The roofline model, which is created by Samuel Williams, is a visual performance model used in computer architecture and high-performance computing (HPC) to bound the performance of various numerical methods and operations running on multicore, manycore, or accelerator processor architectures.

It is called the roofline model because the graph it produces looks like a roofline, with performance bounded by the system’s memory bandwidth (sloped line) and peak computational performance (flat line), as shown in the following figure[from wikipedia]:

Example of Roofline Model

The X-axis is Operational Intensity (GFlops per byte). The Operational Intensity is defined as the ratio of computational operations to memory traffic (FLOP/byte). It measures how much computation is performed per unit of data moved from memory.

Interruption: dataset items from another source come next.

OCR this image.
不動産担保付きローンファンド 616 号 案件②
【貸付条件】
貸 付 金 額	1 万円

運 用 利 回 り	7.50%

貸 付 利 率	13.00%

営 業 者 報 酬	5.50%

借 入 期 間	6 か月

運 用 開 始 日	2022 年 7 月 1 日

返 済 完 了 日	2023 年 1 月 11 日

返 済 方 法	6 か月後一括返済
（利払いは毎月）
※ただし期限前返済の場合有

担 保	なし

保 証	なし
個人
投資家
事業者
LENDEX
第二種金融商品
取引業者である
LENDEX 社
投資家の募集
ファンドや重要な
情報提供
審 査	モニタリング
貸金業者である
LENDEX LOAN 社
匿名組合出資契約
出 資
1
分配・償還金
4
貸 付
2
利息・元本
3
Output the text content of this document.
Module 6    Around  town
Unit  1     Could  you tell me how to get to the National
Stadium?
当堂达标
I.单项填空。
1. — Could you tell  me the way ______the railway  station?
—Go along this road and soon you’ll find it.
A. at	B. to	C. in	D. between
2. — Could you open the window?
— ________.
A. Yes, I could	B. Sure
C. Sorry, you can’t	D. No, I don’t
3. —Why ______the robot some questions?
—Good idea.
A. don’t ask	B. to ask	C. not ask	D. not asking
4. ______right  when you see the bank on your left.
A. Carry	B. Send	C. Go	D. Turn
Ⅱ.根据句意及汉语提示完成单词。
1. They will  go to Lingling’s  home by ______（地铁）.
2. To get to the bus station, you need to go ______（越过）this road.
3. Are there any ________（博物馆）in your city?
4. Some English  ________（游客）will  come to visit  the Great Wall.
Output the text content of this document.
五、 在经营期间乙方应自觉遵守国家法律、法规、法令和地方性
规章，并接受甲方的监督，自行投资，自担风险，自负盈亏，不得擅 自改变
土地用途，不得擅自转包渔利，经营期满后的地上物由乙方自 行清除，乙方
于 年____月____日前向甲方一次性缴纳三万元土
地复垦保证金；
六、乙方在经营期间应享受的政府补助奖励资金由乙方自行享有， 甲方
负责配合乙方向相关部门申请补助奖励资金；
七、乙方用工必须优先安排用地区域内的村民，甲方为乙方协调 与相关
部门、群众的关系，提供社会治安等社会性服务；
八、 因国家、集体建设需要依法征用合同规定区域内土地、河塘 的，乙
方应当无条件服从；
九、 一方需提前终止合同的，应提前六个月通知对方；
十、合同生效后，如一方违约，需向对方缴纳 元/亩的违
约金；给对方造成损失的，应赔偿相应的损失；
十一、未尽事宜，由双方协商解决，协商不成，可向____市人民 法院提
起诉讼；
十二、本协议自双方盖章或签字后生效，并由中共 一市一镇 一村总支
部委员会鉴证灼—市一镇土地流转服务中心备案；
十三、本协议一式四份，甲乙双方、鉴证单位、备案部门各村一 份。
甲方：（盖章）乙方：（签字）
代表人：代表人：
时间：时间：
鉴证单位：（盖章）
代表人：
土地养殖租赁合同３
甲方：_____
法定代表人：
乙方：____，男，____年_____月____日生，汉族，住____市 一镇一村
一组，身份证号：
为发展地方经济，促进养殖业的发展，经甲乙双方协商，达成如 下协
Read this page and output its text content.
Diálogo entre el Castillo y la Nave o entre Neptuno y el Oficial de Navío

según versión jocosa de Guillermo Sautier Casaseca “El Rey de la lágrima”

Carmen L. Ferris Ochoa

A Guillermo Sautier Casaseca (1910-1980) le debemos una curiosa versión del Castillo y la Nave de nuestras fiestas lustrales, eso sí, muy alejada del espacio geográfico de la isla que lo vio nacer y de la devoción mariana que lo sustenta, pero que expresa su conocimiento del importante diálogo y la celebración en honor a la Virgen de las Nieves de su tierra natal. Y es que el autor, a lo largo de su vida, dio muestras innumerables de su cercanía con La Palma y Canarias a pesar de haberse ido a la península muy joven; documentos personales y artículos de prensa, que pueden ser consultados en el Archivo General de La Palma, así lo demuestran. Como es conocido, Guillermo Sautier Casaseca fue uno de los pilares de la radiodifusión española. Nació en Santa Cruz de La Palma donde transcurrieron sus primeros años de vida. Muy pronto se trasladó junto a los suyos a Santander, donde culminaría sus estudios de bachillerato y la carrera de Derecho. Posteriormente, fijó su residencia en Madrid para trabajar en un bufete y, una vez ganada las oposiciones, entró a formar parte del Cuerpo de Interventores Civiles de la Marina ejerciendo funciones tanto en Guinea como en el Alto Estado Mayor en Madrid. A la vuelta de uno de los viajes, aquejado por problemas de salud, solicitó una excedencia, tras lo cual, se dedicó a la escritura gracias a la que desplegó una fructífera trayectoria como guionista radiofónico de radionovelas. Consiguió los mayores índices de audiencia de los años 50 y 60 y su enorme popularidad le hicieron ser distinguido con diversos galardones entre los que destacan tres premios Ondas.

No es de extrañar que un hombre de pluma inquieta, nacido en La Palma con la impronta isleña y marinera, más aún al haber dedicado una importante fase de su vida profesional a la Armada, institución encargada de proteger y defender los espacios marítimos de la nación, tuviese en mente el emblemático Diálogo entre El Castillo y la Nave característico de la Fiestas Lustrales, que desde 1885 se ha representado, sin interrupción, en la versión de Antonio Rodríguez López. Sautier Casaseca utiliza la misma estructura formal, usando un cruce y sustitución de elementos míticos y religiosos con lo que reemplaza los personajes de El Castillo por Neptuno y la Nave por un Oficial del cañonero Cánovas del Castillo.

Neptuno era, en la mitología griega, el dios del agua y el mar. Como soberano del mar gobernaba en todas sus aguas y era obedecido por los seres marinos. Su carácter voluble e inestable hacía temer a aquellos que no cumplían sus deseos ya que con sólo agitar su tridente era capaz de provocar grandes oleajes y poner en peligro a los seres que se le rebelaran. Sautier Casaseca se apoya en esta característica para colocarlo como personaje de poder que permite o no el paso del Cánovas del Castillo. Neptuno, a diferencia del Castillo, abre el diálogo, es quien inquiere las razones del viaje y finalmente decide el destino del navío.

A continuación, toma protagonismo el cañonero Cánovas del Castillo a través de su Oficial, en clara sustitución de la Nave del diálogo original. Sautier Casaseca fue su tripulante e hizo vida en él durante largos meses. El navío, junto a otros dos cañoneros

The Y-axis is Performance or Throughput (GFlops per second). This is the most common unit and measures the speed at which a processor can perform mathematical computations–It shows how fast a program or system can execute computations.

Therefore, the roofline is defined as:

Attainable GFlops/sec = Min(Peak Floating Point Performance, Peak Memory Bandwidth x Operational Intensity)

The Peak Floating Point Performance and Peak Memory Bandwidth can be found using the hardware specifications or microbenchmarks. But what is “Operational Intensity”?

Operational Intensity

Operational Intensity measures how much computation is performed per unit of data moved from memory. Operational Intensity (OI) quantifies the efficiency of how a program uses the data it fetches from memory to do useful computational work.

Think of it as the “work-to-data” ratio:

  • Work = The number of mathematical calculations (like adding, multiplying, etc.) your program performs.
  • Data = The amount of information your program reads from or writes to memory. That is, we measure traffic between the caches and memory rather than between the processor and the caches.

Example

Imagine you have a program that:

  • Reads 1 GB (1 billion bytes) of data from memory.
  • Performs 10 billion calculations on that data.

Here, the Operational Intensity (OI) is:

$OI = \frac{\text{10 billion computations}}{\text{1 billion bytes of data moved}} = \text{10 FLOPs per byte}$

This means the program does 10 calculations for every byte it reads from memory.

  • Low OI (e.g., OI = 0.5 FLOPs/byte): Most of the time is spent moving data rather than calculating.
  • High OI (e.g., OI = 20 FLOPs/byte): The program efficiently uses the data it reads, doing a lot of useful work with each byte.

A low operational intensity program does very few calculations for every piece of data it loads. Example: Looking up information in a large database.

A high operational intensity program does a lot of calculations with the same piece of data. Example: Training a deep learning model, where the same weights are used repeatedly for many computations.

How to Improve Operational Intensity

Do more work with each piece of data (reuse data in faster memory like caches) and Reduce the amount of data movement (optimize your memory access patterns).

Fallacies

Fallacy: The model does not take into account all features of modern processors, such as caches or prefetching.

The definition of operational intensity considers: memory accesses are measured between the caches and memory, not between the processor and caches.

Fallacy: Doubling cache size will increase operational intensity.

Increasing cache size helps only with capacity misses and possibly conflict misses, so a larger cache can have no effect on the operational intensity.

Fallacy: The model doesn’t account for the long memory latency.

Long memory latency refers to the significant delay that occurs when a processor (CPU or GPU) has to retrieve data from the main memory (DRAM) instead of from faster, closer memory levels, such as caches. Memory latency is the time it takes for a memory request, such as reading or writing data, to be fulfilled after being issued by the processor.

The ceilings for no software prefetching are at lower memory bandwidth precisely because they cannot hide the long memory latency.

Fallacy: The model has nothing to do with multicore

Little’s Law dictates that to really push the limits of the memory system, considerable concurrency is necessary. That concurrency is more easily satisfied in a multicore than in a uniprocessor. While the bandwidth orientation of the Roofline model certainly works for uniprocessors, it is even more helpful for multicores.

Fallacy: You need to recalculate the model for every kernel

The Roofline need to be calculated for given performance metrics and computer just once, and then guide the design for any program for which that metric is the critical performance metric. The ceilings are measured once, but they can be reordered depending whether the multiplies and adds are naturally balanced or not in the kernel.

Fallacy: The Roofline model must use DRAM bandwidth.

If the working set fits in the L2 cache, the diagonal Roofline could be L2 cache bandwidth instead of DRAM bandwidth, and the operational intensity on the X-axis would be based on Flops per L2 cache byte accessed. The diagonal memory performance line would move up, and the ridge point would surely move to the left.


Reference:

  1. Samuel Williams, Andrew Waterman, and David Patterson. “Roofline: an insightful visual performance model for multicore architectures.” Communications of the ACM 52, no. 4 (2009): 65-76.